More Examples of Finding Data Skew
-
Show skew across all partitions for a single table. Fill in
<table_name>
.SELECT database_name, table_name, ordinal AS PARTITION_ID, rows, memory_use FROM information_schema.table_statistics WHERE table_name = '<table_name>';
-
Show per-partition skew for columns in a group by. Helps identify a potential bottleneck after a subquery with a group by. If skew factor is high, that indicates that some groups have very high cardinality and some have very low cardinality and can lead to long single-threaded operations. Fill in
<table_name>
.SELECT ROUND(STDDEV(c)/AVG(c),3)*100 AS group_skew, PARTITION_ID() FROM ( SELECT col1, col2, ..., coln, count(*) FROM <table_name> GROUP BY 1, 2) sub GROUP BY PARTITION_ID();
-
Show data distribution for a table if you were to reshard on another column or set of columns. Fill in
<table_name>
and<potential_shard_key>
.SELECT WITH(leaf_pushdown=true) SUM(c) rows, PARTITION_ID() partition_id FROM ( SELECT count(*) c FROM <table_name> GROUP BY <potential_shard_key>) reshuffle GROUP BY PARTITION_ID();
If Skew is Present
MemSQL distributes data based on the SHARD KEY specified in a table’s schema. If no SHARD KEY is explicitly specified, the PRIMARY KEY is used as the default SHARD KEY. If the SHARD KEY shards on a low cardinality column, data will accumulate on certain nodes. To resolve this, you should export your data, modify your schema, and then reload your data. To export your data, see Exporting Data From MemSQL. After you backup your data, you can DROP TABLE low_cardinality_shard_key_table
, and then CREATE TABLE
with a higher cardinality SHARD KEY. When you reload the data, MemSQL will automatically shard your data based on the new SHARD KEY.
Example:
$ mysqldump -h 127.0.0.1 -u root my_db low_cardinality_shard_key_table --no-create-info > databackup.sql
memsql> DROP TABLE low_cardinality_shard_key_table;
memsql> source updated_shard_key_schema.sql;
If No Skew is Present
If nodes are reaching maximum_table_memory
without skew, the cluster itself is nearing maximum memory capacity. To resolve this, you need to add capacity or delete data. To add capacity, see Administering a Cluster. If additional leaf nodes are not available, use the instructions below to delete data in batches. DELETE
queries use 50 bytes of memory per record deleted until the DELETE
commits, so the maximum_table_memory
needs to be temporarily increased on all nodes during the DELETE
.
On each leaf node in your cluster, do the following:
-
Pause write workloads from an aggregator or your application.
-
Check current
maximum_memory
andmaximum_table_memory
.memsql> select @@global.maximum_memory | @@global.maximum_memory | +-------------------------+ | 65536 | +-------------------------+ 1 row in set (0.00 sec) memsql> select @@global.maximum_table_memory +-------------------------------+ | @@global.maximum_table_memory | +-------------------------------+ | 57927 | +-------------------------------+ 1 row in set (0.00 sec)
-
Increase
maximum_table_memory
to 95% ofmaximum_memory
. The default value is 90% ofmaximum_memory
.memsql> set @@global.maximum_table_memory=62259; Query OK, 0 rows affected (0.00 sec)
-
Execute small batches of DELETE queries. Limit to 100,000 records or less to reduce memory used until commit.
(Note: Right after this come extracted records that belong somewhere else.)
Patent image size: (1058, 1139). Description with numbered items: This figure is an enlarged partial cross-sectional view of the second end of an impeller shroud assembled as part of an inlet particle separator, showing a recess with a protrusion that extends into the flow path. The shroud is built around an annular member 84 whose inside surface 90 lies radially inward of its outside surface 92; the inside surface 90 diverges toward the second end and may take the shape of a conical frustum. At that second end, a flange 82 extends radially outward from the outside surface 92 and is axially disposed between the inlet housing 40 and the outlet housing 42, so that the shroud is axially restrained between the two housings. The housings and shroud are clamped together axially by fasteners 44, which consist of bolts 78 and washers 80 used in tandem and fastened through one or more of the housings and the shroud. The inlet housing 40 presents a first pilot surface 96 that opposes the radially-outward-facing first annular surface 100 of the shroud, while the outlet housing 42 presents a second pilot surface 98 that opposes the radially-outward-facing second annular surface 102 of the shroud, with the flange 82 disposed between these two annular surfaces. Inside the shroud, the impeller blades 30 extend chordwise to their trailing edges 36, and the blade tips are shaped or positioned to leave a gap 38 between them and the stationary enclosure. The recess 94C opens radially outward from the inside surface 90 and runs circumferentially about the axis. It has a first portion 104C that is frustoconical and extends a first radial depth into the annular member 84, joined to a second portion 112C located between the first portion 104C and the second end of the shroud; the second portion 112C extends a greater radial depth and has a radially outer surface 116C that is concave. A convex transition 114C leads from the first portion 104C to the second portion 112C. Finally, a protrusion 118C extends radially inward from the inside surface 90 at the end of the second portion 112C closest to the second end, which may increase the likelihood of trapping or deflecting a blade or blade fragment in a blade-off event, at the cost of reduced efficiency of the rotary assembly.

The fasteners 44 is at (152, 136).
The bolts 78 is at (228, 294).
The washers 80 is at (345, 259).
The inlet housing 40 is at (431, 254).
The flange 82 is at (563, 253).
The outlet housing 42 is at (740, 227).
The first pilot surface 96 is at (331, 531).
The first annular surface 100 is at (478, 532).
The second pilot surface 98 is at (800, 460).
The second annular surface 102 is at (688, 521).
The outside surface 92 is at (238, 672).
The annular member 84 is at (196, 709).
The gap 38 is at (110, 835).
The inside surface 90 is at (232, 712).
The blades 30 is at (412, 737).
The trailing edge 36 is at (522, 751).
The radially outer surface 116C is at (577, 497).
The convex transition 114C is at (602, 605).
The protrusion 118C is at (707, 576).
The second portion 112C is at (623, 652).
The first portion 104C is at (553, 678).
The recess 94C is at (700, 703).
memsql> DELETE FROM mytable limit 100000; Query OK, 0 rows affected (1.64 sec)
-
Restore
maximum_table_memory
to original value.memsql> set @@global.maximum_table_memory=57927; Query OK, 0 rows affected (0.00 sec)
Linux Out of Memory Behavior
Linux will kill processes using a lot of memory when the amount of free memory on the system is too low. MemSQL is often the target process killed. To check if MemSQL was killed by Linux as a result of the system running out of memory, run:
$ dmesg | grep -i "out of memory"
If the server has rebooted since MemSQL was killed, you can find the logs from the last boot by running:
$ cat /var/log/kern.log
Linux can be configured to disable this behaviour by changing the setting of vm.overcommit_memory
or vm.overcommit_ratio
, but this is not recommended. It is safer to configure MemSQL to use less memory by setting maximum_memory
to a lower value.
Freeing Table Memory
Table memory can only be freed back to the system when large chunks of data is deleted. Small deletes usually do not free the memory back to the system, as the memory is still available to MemSQL for additional writes. This is due to the structuring of the in-memory indexes where the chunks can only be freed if they are completely empty, that is when every row in the chunk has been deleted. It is difficult to quantify the amount of data that needs to be deleted since it depends on number of factors like the number of rows in one of these chunks depends on the table schema, whether or not a chunk gets completely emptied depends on the exact pattern of inserts and deletes, and so on. This enables optimization for improved efficiency and performance.
Currently, there is no method or allocator to track the ‘real memory use’ versus ‘free memory but still allocated to MemSQL’. However, table memory can be freed by running commands like OPTIMIZE TABLE, TRUNCATE, DROP TABLE, and DELETE.
For example, the OPTIMIZE TABLE..FULL
command moves rows from partially-full chunks of memory in order to consolidate the data into full and empty chunks, thus allowing the newly-created empty chunks to be freed back to the system. The ‘used by MemSQL’ memory and the free system memory is as accurate as possible, and can be referred to know the amount of free memory available on the hosts. However, it has its own limitations like it uses a lot of CPU and is a time consuming process.